On the downside, criminals can misuse mind reading technology. Experts at the University of Washington have revealed how hackers could insert images into dodgy apps and read people's minds using brain-computer interfaces. It will also be possible for hackers to attack Neuroprosthetics like other medical implants such as pacemakers and diabetic pumps by subverting communication and control protocols. An attacker, for instance, would be able to turn off electrodes of deep brain stabiliser in a Parkinson's patient causing violent tremors and seizures. Using their minds, people are today able to move objects on IoT, control a drone, and play a video game. If it is so, what will stop hackers from remotely manipulating someone's mind?
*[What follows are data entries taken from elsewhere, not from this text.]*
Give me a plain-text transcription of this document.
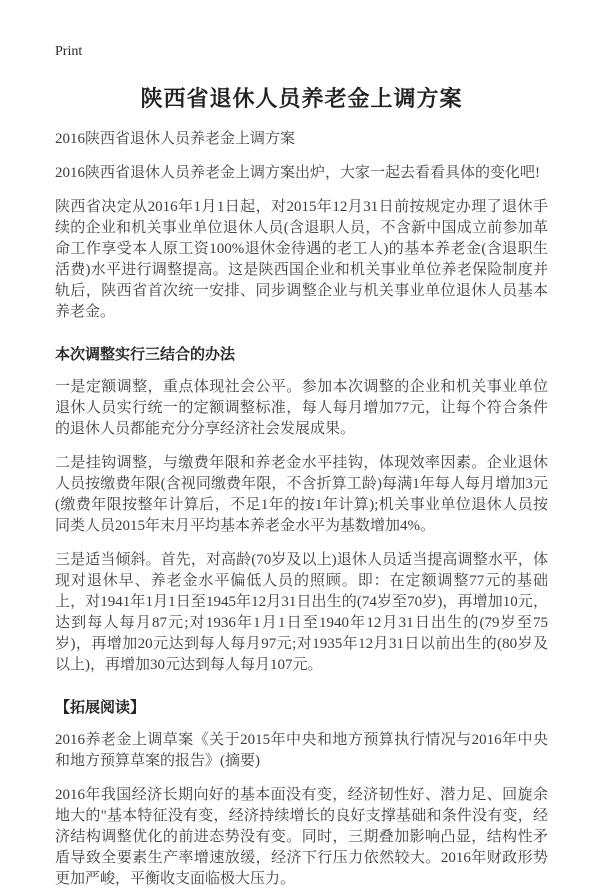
Print
陕西省退休人员养老金上调方案

2016陕西省退休人员养老金上调方案

2016陕西省退休人员养老金上调方案出炉，大家一起去看看具体的变化吧!

陕西省决定从2016年1月1日起，对2015年12月31日前按规定办理了退休手续的企业和机关事业单位退休人员(含退职人员，不含新中国成立前参加革命工作享受本人原工资100%退休金待遇的老工人)的基本养老金(含退职生活费)水平进行调整提高。这是陕西国企业和机关事业单位养老保险制度并轨后，陕西省首次统一安排、同步调整企业与机关事业单位退休人员基本养老金。

本次调整实行三结合的办法

一是定额调整，重点体现社会公平。参加本次调整的企业和机关事业单位退休人员实行统一的定额调整标准，每人每月增加77元，让每个符合条件的退休人员都能充分分享经济社会发展成果。

二是挂钩调整，与缴费年限和养老金水平挂钩，体现效率因素。企业退休人员按缴费年限(含视同缴费年限，不含折算工龄)每满1年每人每月增加3元(缴费年限按整年计算后，不足1年的按1年计算);机关事业单位退休人员按同类人员2015年末月平均基本养老金水平为基数增加4%。

三是适当倾斜。首先，对高龄(70岁及以上)退休人员适当提高调整水平，体现对退休早、养老金水平偏低人员的照顾。即：在定额调整77元的基础上，对1941年1月1日至1945年12月31日出生的(74岁至70岁)，再增加10元，达到每人每月87元;对1936年1月1日至1940年12月31日出生的(79岁至75岁)，再增加20元达到每人每月97元;对1935年12月31日以前出生的(80岁及以上)，再增加30元达到每人每月107元。

【拓展阅读】

2016养老金上调草案《关于2015年中央和地方预算执行情况与2016年中央和地方预算草案的报告》(摘要)

2016年我国经济长期向好的基本面没有变，经济韧性好、潜力足、回旋余地大的"基本特征没有变，经济持续增长的良好支撑基础和条件没有变，经济结构调整优化的前进态势没有变。同时，三期叠加影响凸显，结构性矛盾导致全要素生产率增速放缓，经济下行压力依然较大。2016年财政形势更加严峻，平衡收支面临极大压力。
There're many possibilities for such a technology. A “cloud-based brain-to-brain interface server” could allow the direct transmission of data around the world via the Internet. Such a global brain-net besides the problems of privacy, security and neurorights, could also lend deeper insights into how individual consciousnesses might transcend the biological confines of the human skull to to work collectively. If then, can this technology help humanity realise the 'Oneness' which the scriptures have always been exhorting us? Will it help humankind know that individual consciousnesses are all part of this one universal consciousness which people call The Universal Force? As far as India is concerned, mind-reading is an ancient technology. One can find mind reading (cetopariyañna) dealt with in the third chapter of the “Patanjali Yoga sutras”. Ancient Indians cultivated this superpower through yogic practice.